R how can I get only ways from Overpass API and reduce the amount of data

Im trying to reduce the amount of data and time a query to overpass server takes. Im only interested in ways and by using osmdata Package this is my current approach:

library(osmdata)

bbox_dimensions <-c(xmin=11.2360151977671, ymin= 47.8047832575026, xmax= 11.8886729361838, ymax=48.2426118570748)

my_osm_data <- opq(bbox = bbox_dimensions,timeout = 180,memsize = 104857600) %>%
    add_osm_feature(
      key = 'highway', 
     value = c("primary","secondary", "tertiary")
      
    ) %>% 
  osmdata_sf(quiet = FALSE)

Is it possible to reduce the amount of data of this query? Im only interested in way not nodes along the way.

Solution

As I wrote in the comment, I would suggest the following approach if you need to run several queries for OSM data that belong to the same geographical area.

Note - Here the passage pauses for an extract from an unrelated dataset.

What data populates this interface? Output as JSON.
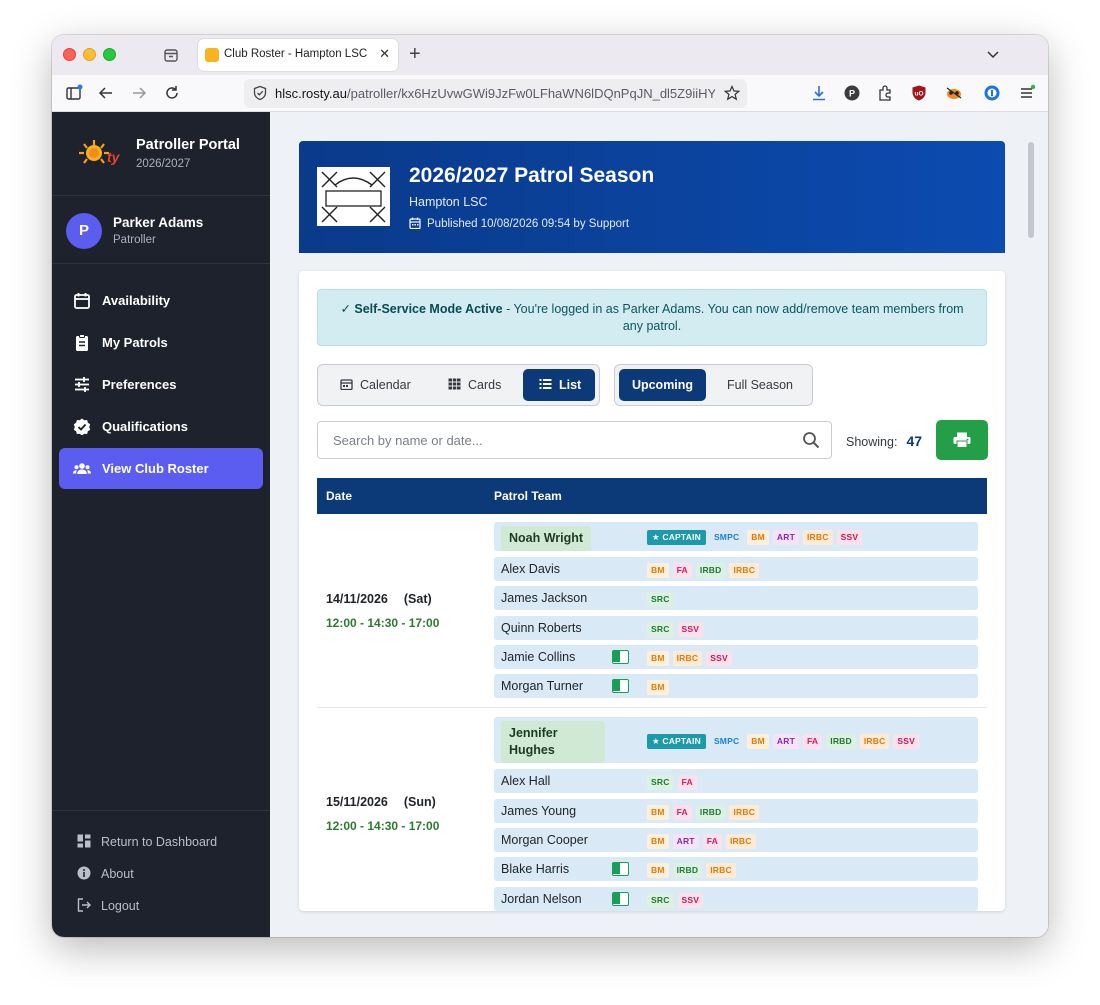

First of all, load packages

library(sf)
#> Linking to GEOS 3.9.0, GDAL 3.2.1, PROJ 7.2.1
library(osmextract)
#> Data (c) OpenStreetMap contributors, ODbL 1.0. https://www.openstreetmap.org/copyright.
#> Check the package website, https://docs.ropensci.org/osmextract/, for more details.
library(tmap)
tmap_mode("view")
#> tmap mode set to interactive viewing

Define the bbox and convert to sfc object (see the discussion on github):

my_bbox <- st_bbox(
  c(xmin = 11.2360151977671, ymin = 47.8047832575026, xmax = 11.8886729361838, ymax = 48.2426118570748), 
  crs = 4326
)
my_bbox_poly <- st_as_sfc(my_bbox)

Then we need to download OSM extract for a particular geographical area that should cover all your queries. If you are working with data in Germany, then I would suggest checking the geofabrik and bbbike providers:

oe_match(my_bbox_poly, provider = "geofabrik")
#> The input place was matched with multiple geographical areas.
#> Selecting the smallest administrative unit. Check ?oe_match for more details.
#> $url
#> [1] "https://download.geofabrik.de/europe/germany/bayern/oberbayern-latest.osm.pbf"
#> 
#> $file_size
#> [1] 185338670
oe_match(my_bbox_poly, provider = "bbbike")
#> $url
#> [1] "https://download.bbbike.org/osm/bbbike/Muenchen/Muenchen.osm.pbf"
#> 
#> $file_size
#> [1] 58400897

The extract returned by the bbbike provider is much smaller than the extract returned by geofabrik; hence I will run the following steps using the OSM data returned by bbbike.

oe_get("Muenchen", provider = "bbbike", download_only = TRUE, skip_vectortranslate = TRUE)
#> The input place was matched with: Muenchen
#> File downloaded!
#> [1] "C:\\Users\\Utente\\Documents\\osm-data\\bbbike_Muenchen.osm.pbf"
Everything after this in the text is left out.